- Directed by: Brent Hodge Jon Siddall
- Starring: Dan Mangan Kenton Loewen Gordon Grdina Kirsten Slenning
- Country of origin: Canada
- Original language: English

Production
- Producers: Brent Hodge Jon Siddall
- Running time: 44 minutes

Original release
- Network: CBC Television
- Release: August 25, 2012

= What Happens Next? (film) =

What Happens Next? is a documentary film about the Canadian singer-songwriter, Dan Mangan. It explores Mangan's ideas on fate and destiny as he's about to perform in his biggest performance to date, a sold out show at the Vancouver, British Columbia Orpheum. It premiered on CBC Television on August 25, 2012. The film was directed and produced by Brent Hodge and Jon Siddall. It was nominated for a Leo Award in 2013.

==Synopsis==
The film starts by introducing Dan Mangan, a singer-songwriter from Vancouver, who has built his reputation through continuous touring, with and without a backing band. He counters those who say that "making it in life has everything to do with luck" with a quote from his father, that those who work the hardest tend to be the luckiest.

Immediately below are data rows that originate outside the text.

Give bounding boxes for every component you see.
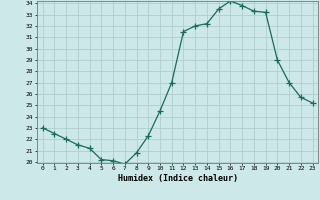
- X-axis label: Humidex (Indice chaleur): Humidex (Indice chaleur): [118, 174, 237, 183]
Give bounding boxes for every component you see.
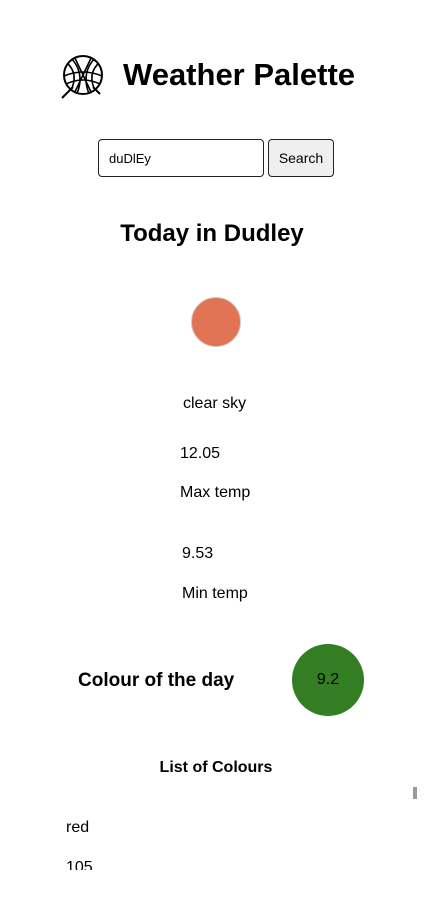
colour-list-item-name: red [66,819,90,836]
weather-description: clear sky [183,395,247,412]
min-temp-value: 9.53 [182,545,214,562]
app-title: Weather Palette [123,57,356,92]
scrollbar-thumb[interactable] [413,787,417,799]
today-heading: Today in Dudley [120,220,304,247]
colour-list-item-value: 105 [66,859,93,870]
colour-of-the-day-circle: 9.2 [292,644,364,716]
app-header: Weather Palette [0,52,424,100]
max-temp-value: 12.05 [180,445,221,462]
colour-list: red 105 [0,800,424,870]
yarn-ball-icon [60,54,106,100]
min-temp-label: Min temp [182,585,248,602]
search-button[interactable]: Search [268,139,334,177]
colour-list-heading: List of Colours [159,759,273,776]
max-temp-label: Max temp [180,484,251,501]
city-search-input[interactable] [98,139,264,177]
weather-colour-dot [191,297,241,347]
colour-of-the-day-value: 9.2 [316,671,340,688]
colour-of-the-day-label: Colour of the day [78,670,235,691]
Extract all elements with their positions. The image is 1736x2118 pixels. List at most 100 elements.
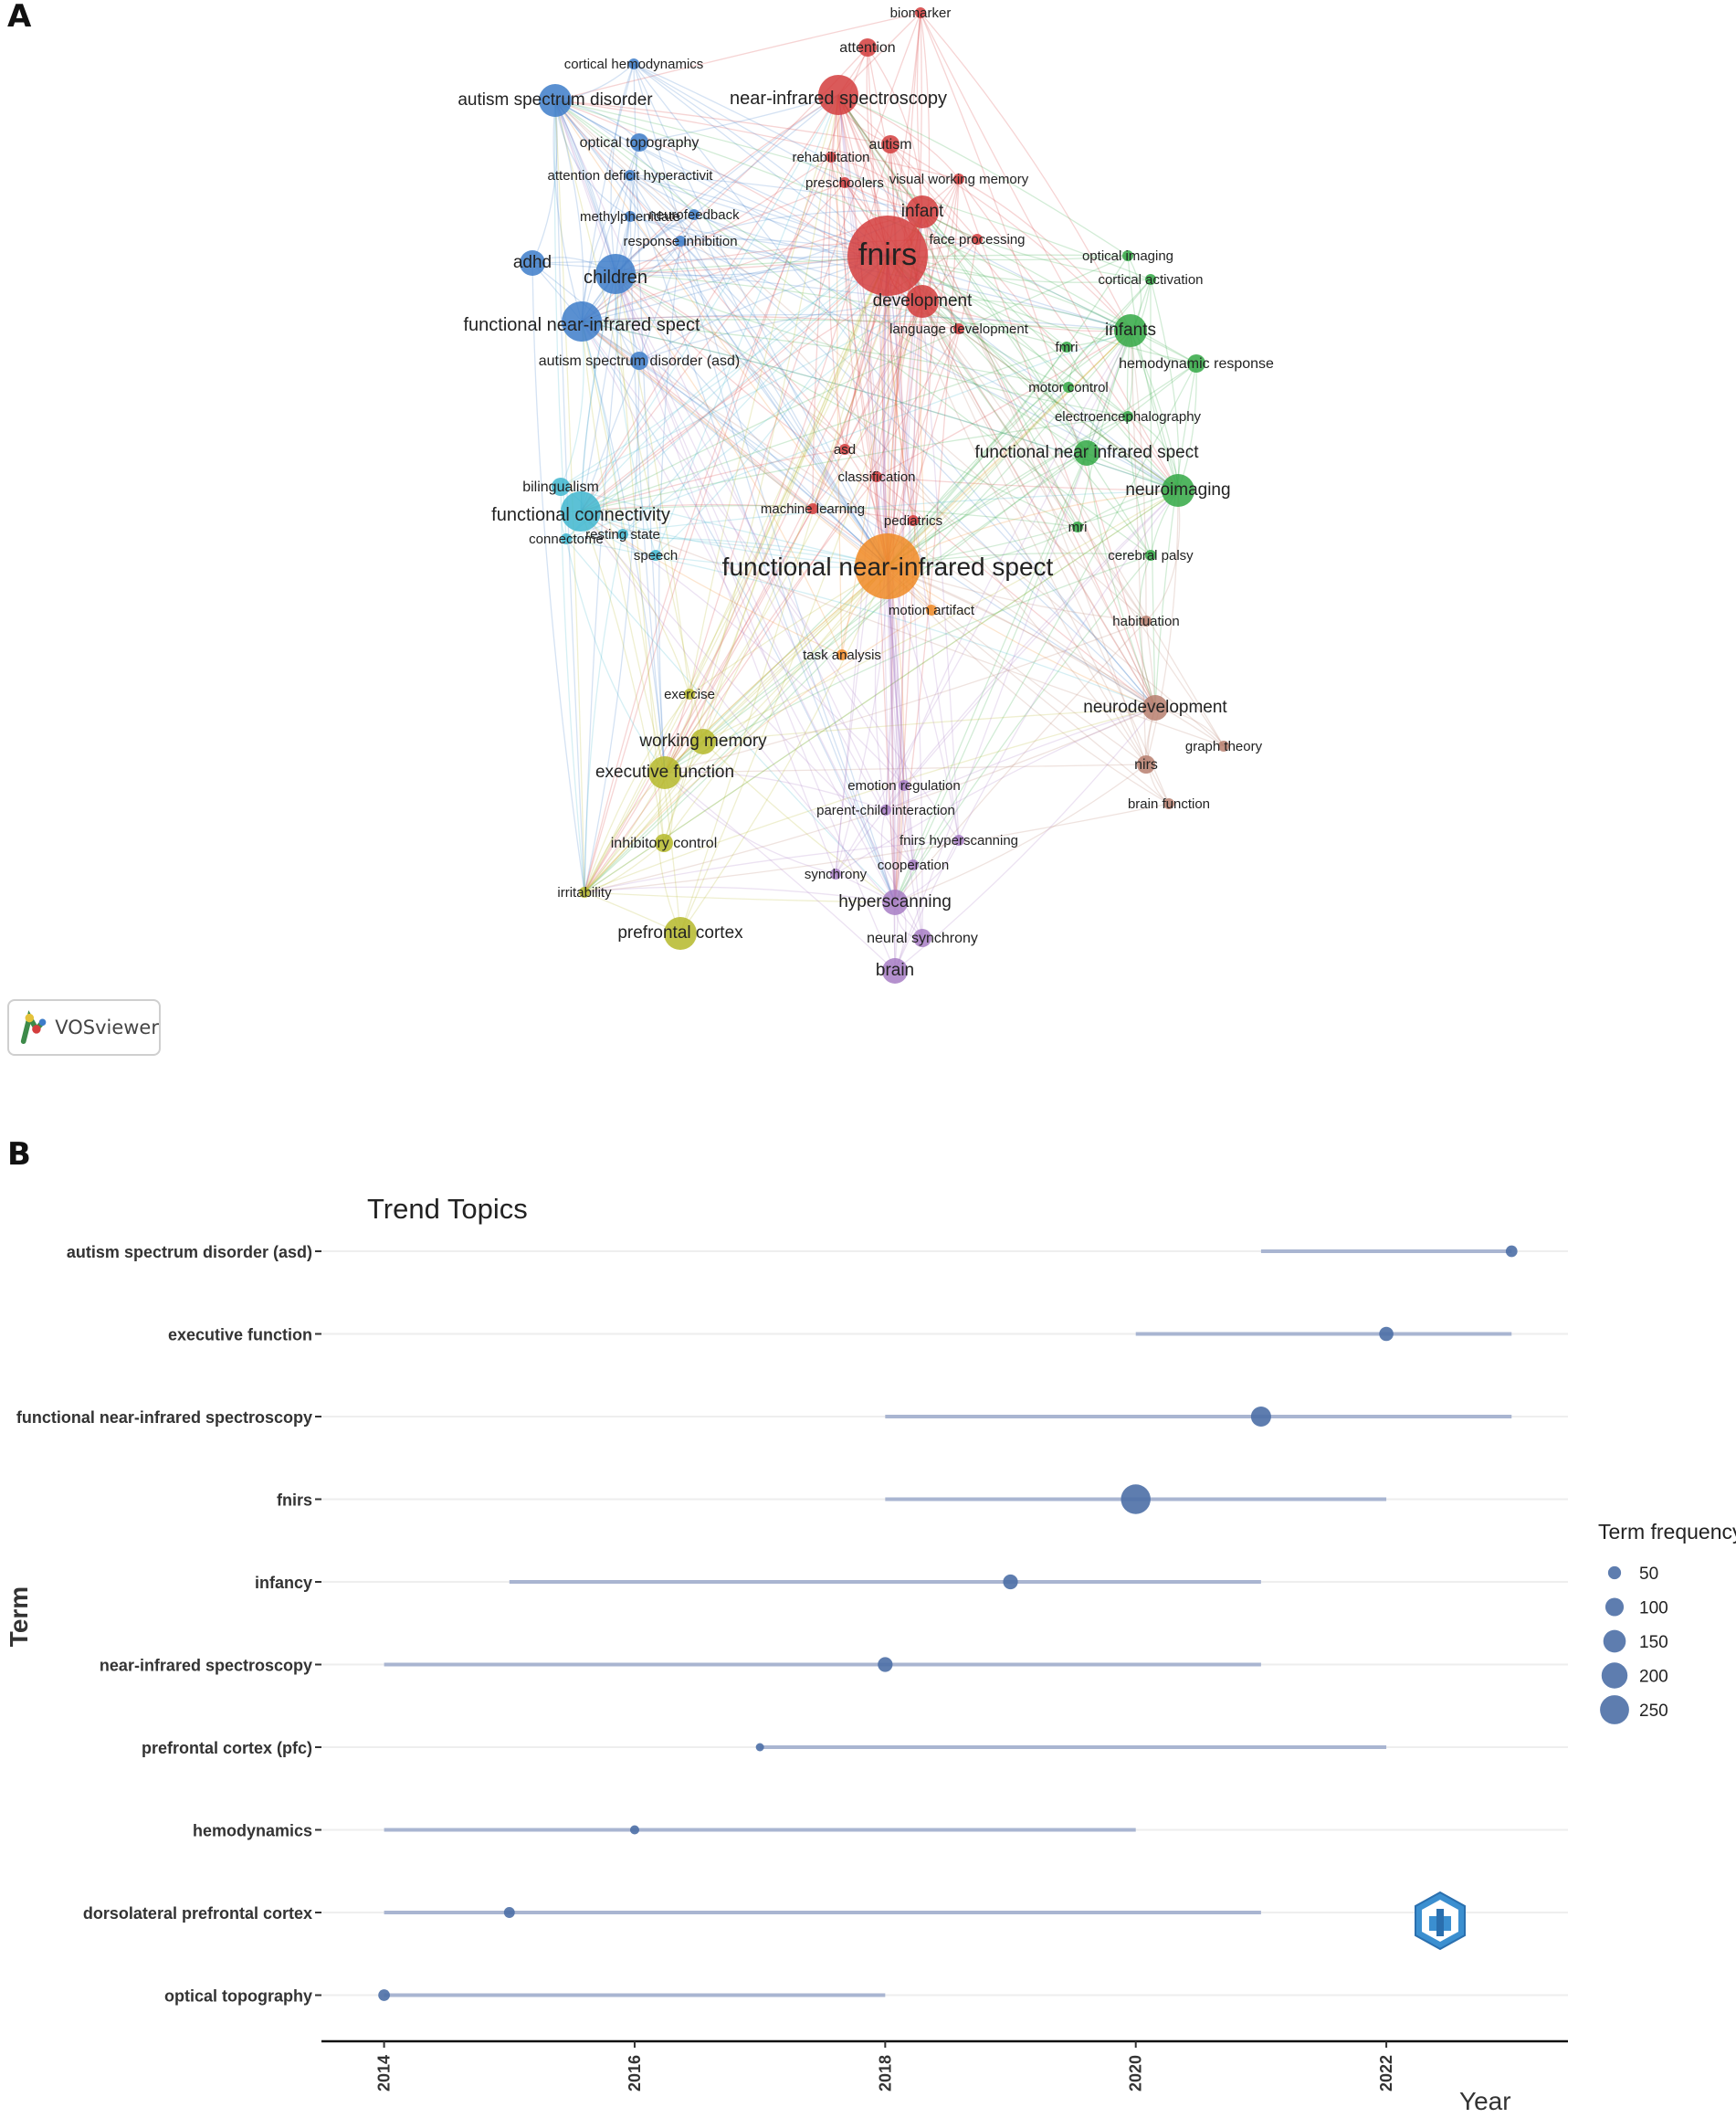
network-node xyxy=(625,211,636,222)
trend-point xyxy=(1250,1406,1271,1428)
trend-topics-chart: Trend Topics autism spectrum disorder (a… xyxy=(5,1193,1736,2115)
network-node xyxy=(1072,522,1083,532)
network-edge xyxy=(554,100,1147,765)
network-node-label: brain function xyxy=(1128,796,1210,812)
network-edge xyxy=(889,143,1179,491)
network-edge xyxy=(554,100,889,567)
legend-title: Term frequency xyxy=(1598,1520,1736,1544)
network-edge xyxy=(894,330,1131,972)
network-node xyxy=(1162,474,1194,507)
network-edge xyxy=(1150,279,1180,491)
network-edge xyxy=(887,255,1147,765)
network-node xyxy=(906,195,939,228)
network-node-label: autism spectrum disorder (asd) xyxy=(539,353,741,369)
network-edge xyxy=(887,565,1147,765)
network-edge xyxy=(664,772,836,875)
table-row: fnirs xyxy=(277,1484,1568,1514)
network-node-label: fnirs xyxy=(858,237,917,272)
network-edge xyxy=(554,100,896,972)
y-axis-title: Term xyxy=(5,1586,33,1647)
network-edge xyxy=(633,63,923,213)
network-edge xyxy=(837,94,960,180)
network-edge xyxy=(615,273,914,866)
network-edge xyxy=(638,300,923,362)
network-node xyxy=(953,174,964,184)
network-edge xyxy=(580,416,1129,512)
network-edge xyxy=(580,255,889,512)
network-edge xyxy=(894,452,1088,903)
network-node-label: electroencephalography xyxy=(1055,409,1202,425)
network-edge xyxy=(584,533,624,893)
network-node xyxy=(855,533,921,599)
network-node xyxy=(1137,755,1155,774)
network-edge xyxy=(1138,554,1156,709)
network-edge xyxy=(921,300,1170,805)
network-edge xyxy=(876,476,1156,709)
network-edge xyxy=(921,300,960,841)
network-node-label: mri xyxy=(1068,520,1088,535)
network-node xyxy=(561,533,572,544)
network-edge xyxy=(638,142,889,567)
network-edge xyxy=(887,255,896,972)
network-edge xyxy=(584,490,1179,893)
x-axis-ticks: 2014 2016 2018 2020 2022 xyxy=(375,2041,1395,2092)
network-edge xyxy=(584,216,631,893)
network-edge xyxy=(1066,346,1179,491)
network-node xyxy=(908,515,919,526)
network-node xyxy=(807,503,818,514)
network-node xyxy=(826,152,836,163)
network-node xyxy=(562,301,602,342)
network-edge xyxy=(565,536,889,567)
legend-label: 150 xyxy=(1639,1633,1668,1652)
term-label: autism spectrum disorder (asd) xyxy=(67,1243,312,1261)
network-edge xyxy=(887,255,1156,709)
network-node-label: resting state xyxy=(585,527,660,543)
network-edge xyxy=(615,182,846,275)
network-edge xyxy=(894,490,1179,972)
term-label: optical topography xyxy=(164,1987,312,2006)
network-edge xyxy=(580,511,843,656)
network-edge xyxy=(702,255,889,743)
network-edge xyxy=(581,321,960,841)
network-edge xyxy=(622,300,923,535)
network-edge xyxy=(679,300,923,934)
network-edge xyxy=(581,321,896,903)
network-edge xyxy=(581,321,1156,709)
network-edge xyxy=(581,321,889,567)
network-edge xyxy=(629,174,923,213)
network-nodes xyxy=(520,7,1229,984)
trend-point xyxy=(1121,1484,1151,1514)
legend-key xyxy=(1600,1695,1629,1724)
network-edge xyxy=(552,100,583,322)
network-edge xyxy=(531,255,889,264)
network-node-label: habituation xyxy=(1112,614,1179,629)
network-edge xyxy=(894,620,1147,903)
network-node xyxy=(882,890,908,915)
network-edge xyxy=(664,300,923,774)
network-edge xyxy=(581,214,695,322)
network-edge xyxy=(689,255,889,695)
network-edge xyxy=(1150,279,1156,709)
co-occurrence-network: fnirs biomarker attention near-infrared spe… xyxy=(458,5,1274,984)
network-edge xyxy=(702,565,889,743)
network-edge xyxy=(887,178,960,567)
network-edge xyxy=(1177,363,1197,491)
network-node xyxy=(655,834,673,852)
network-node xyxy=(1218,741,1229,752)
network-node xyxy=(1061,342,1072,353)
network-edge xyxy=(615,273,914,522)
network-edge xyxy=(894,300,923,903)
network-edge xyxy=(584,508,814,893)
network-node-label: motor control xyxy=(1028,380,1109,395)
network-edge xyxy=(837,94,1225,747)
network-edge xyxy=(837,94,905,786)
network-edge xyxy=(837,94,1129,257)
network-node-label: attention xyxy=(839,40,895,56)
network-node-label: asd xyxy=(834,442,856,458)
network-node xyxy=(630,352,648,370)
network-node-label: near-infrared spectroscopy xyxy=(730,89,947,109)
network-edge xyxy=(629,174,1179,491)
network-edge xyxy=(554,100,887,811)
network-edge xyxy=(664,771,887,811)
network-edge xyxy=(887,255,923,939)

The film interleaves the build up to the show at the Orpheum with footage from a poker game with drummer Kenton Loewen, and guitarist Gordon Grdina as well as Dan's then fiancee (now wife) Kirsten Slenning, and Dan, as they discuss the upcoming show, the end of their current 42 show tour, creativity, the past, and life after playing the Orpheum(a lifelong goal of Dan's).
It also contains some behind the scenes footage of the filming of the music video for the song About As Helpful As You Can Be Without Being Any Help At All off his album Oh Fortune directed by Stuart Gillies.
The main theme of the movie is how stardom doesn't happen over night. That it's a slow progression of winning over a fan, one at a time, through hard work and touring. It also touches on the fleeting nature of fame, and impermanence of art.
The movie concludes with the opening of the show, a few small clips of the performance, and then the band and accompanying orchestra bowing on stage.

==Cast==
- Dan Mangan
- Kenton Loewen
- Gordon Grdina
- Kirsten Slenning

==Reception==
The film received mostly positive reviews and was nominated for a Leo Award.